The Guardian has an article titled Female trouble: how can the Oscars fix the scandal of all-male director lists? My suggestion: by rewarding the films that people actually like.
Presenting the Golden Globe award for best director, Natalie Portman raised an uncomfortable laugh, and an important point. Very few women are ever nominated for this category in major film awards ceremonies; fewer still win. But why is that?
An argument made by many on social media was that there simply aren’t enough female directors to choose from. That’s part of the problem: studios are still hugely reluctant to hire a woman to helm a major movie with the kind of marketing and campaign budget that gets the attention of ceremonies such as the Globes and the Baftas, who also failed to nominate a single woman in its director category this year. Women accounted for just 11% of directors of the 250 top-grossing films of 2017, according to the latest report by San Diego State University’s Centre for the Study of Women in Television and Film.
Seems like a sound argument. If 9 out of 10 films are directed by men, then it stands to reason that there won’t be many women in the running.
“The numbers haven’t changed significantly for the last two decades because at the highest levels of the business, people do not hire women to direct movies,” says Melissa Silverstein, founder/publisher of Women and Hollywood. “Studies have shown that when people in the industry think about a director, they picture a white male with greying hair – basically Steven Spielberg. That’s the default because that is what people have seen.”
Or could it be that they are looking for a director with the best record of delivering a film that will make money?
And it may be what voters are seeing, too. Greta Gerwig’s film Lady Bird picked up the Golden Globe for best motion picture (musical or comedy) as well as best actress (musical or comedy) for Saoirse Ronan. But who won the all-male best director category? Guillermo del Toro, for The Shape of Water. “A film like Lady Bird can have an almost perfect critical response, yet not get nominations,” laments Silverstein.
Lady Bird was only the 66th biggest film at the box office. Shape of Water was the 85th. Why are either of these films up for best picture or best director? What makes them better than Star Wars: The Last Jedi, which was number one at the box office, or Wonder Woman, which was directed by a woman and was number three?
Silverstein says steps have been put in place that may help redress the imbalance. “Over the last two years, the Academy have completely remade the directing branch and have added many more women directors from all across the world. This will give women directors a fighting chance, one they really didn’t have previously when the branch was pretty much all men.”
Out of the top 10 movies at the box office, Wonder Woman is the only one directed by a woman.

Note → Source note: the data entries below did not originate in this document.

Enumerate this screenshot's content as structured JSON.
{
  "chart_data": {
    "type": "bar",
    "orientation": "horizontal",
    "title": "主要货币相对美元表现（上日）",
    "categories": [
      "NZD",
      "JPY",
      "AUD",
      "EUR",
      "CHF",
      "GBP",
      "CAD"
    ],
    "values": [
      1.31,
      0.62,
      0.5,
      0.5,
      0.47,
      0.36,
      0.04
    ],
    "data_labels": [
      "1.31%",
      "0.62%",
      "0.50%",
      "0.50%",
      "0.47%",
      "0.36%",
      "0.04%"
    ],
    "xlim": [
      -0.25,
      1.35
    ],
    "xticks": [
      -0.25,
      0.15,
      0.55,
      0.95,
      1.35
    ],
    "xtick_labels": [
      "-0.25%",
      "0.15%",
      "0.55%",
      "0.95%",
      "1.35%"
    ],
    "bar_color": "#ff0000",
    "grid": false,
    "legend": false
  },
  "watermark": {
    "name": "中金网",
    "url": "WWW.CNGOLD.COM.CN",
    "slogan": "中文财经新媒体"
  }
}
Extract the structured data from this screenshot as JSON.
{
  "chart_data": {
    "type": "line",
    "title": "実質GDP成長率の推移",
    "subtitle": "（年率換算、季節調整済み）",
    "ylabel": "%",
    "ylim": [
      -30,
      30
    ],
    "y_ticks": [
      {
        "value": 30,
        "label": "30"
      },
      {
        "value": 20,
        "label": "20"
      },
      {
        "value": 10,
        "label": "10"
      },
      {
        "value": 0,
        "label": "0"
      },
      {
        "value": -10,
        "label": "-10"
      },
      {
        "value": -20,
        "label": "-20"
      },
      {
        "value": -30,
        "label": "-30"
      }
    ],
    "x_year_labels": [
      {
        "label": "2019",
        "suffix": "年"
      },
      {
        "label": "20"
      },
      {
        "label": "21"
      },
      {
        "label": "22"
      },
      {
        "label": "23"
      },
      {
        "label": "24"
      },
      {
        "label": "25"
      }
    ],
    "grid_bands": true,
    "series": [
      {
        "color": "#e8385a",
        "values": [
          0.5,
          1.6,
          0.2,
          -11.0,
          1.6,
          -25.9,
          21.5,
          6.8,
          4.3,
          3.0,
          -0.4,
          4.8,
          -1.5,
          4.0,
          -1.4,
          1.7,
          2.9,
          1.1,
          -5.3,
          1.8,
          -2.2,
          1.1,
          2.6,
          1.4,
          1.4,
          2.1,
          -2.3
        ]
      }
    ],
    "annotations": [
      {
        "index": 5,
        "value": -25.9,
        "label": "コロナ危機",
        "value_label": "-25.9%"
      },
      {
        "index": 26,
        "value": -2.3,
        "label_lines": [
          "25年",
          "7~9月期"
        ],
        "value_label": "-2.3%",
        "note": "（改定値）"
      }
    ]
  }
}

Does the academy have any influence over who studios hire to make their films? If not, it’s hard to see how they can have much of an effect.
Other less high-profile awards ceremonies have also offered hope: Gerwig has already won best director at numerous critics’ awards, while Dee Rees, the director of the racially charged Mudbound, has also been honoured, though less resoundingly than pundits predicted.
Mudbound? Never heard of it; it’s not in the top 100 films of last year.
Other awards are finding different ways to honour female film-makers. The Los Angeles Online Film Critics Society recently decided to split the best director award into male and female categories, but segregation can’t really be the answer. While it may have been done with the best of intentions – to give credit to talented women – might it not seem a little patronising to put them in a different category, as if they can’t compete with the big boys? Surely the way to show the industry that great directors can be any gender is to nominate them alongside each other.
I agree that having a “best female director” category is patronizing. Unlike sports, the ability to direct film should not be categorically different due to sexual dimorphism.
What we need is an industry that welcomes all applicants for crew positions, whether they’re in sound, editing, cinematography or directing; and whatever their gender, race or sexuality.
And decides on who to hire based on their merit.
The Time’s Up campaign is raising awareness of the imbalance of power in every industry, and let’s hope film is making up for lost time by leading the way. Says Silverstein, “As a culture we need to shift away from our stories being about white men and by white men. That is how more women will receive the deserved honours.” Let’s hope the Academy takes note.
If you make good films, the audience will respond. Patty Jenkins shows that people don’t care whether stories are directed by white men. The top three films of last year are all led by actresses, showing that people don’t car if stories are about white men. Maybe the awards shows are the problem.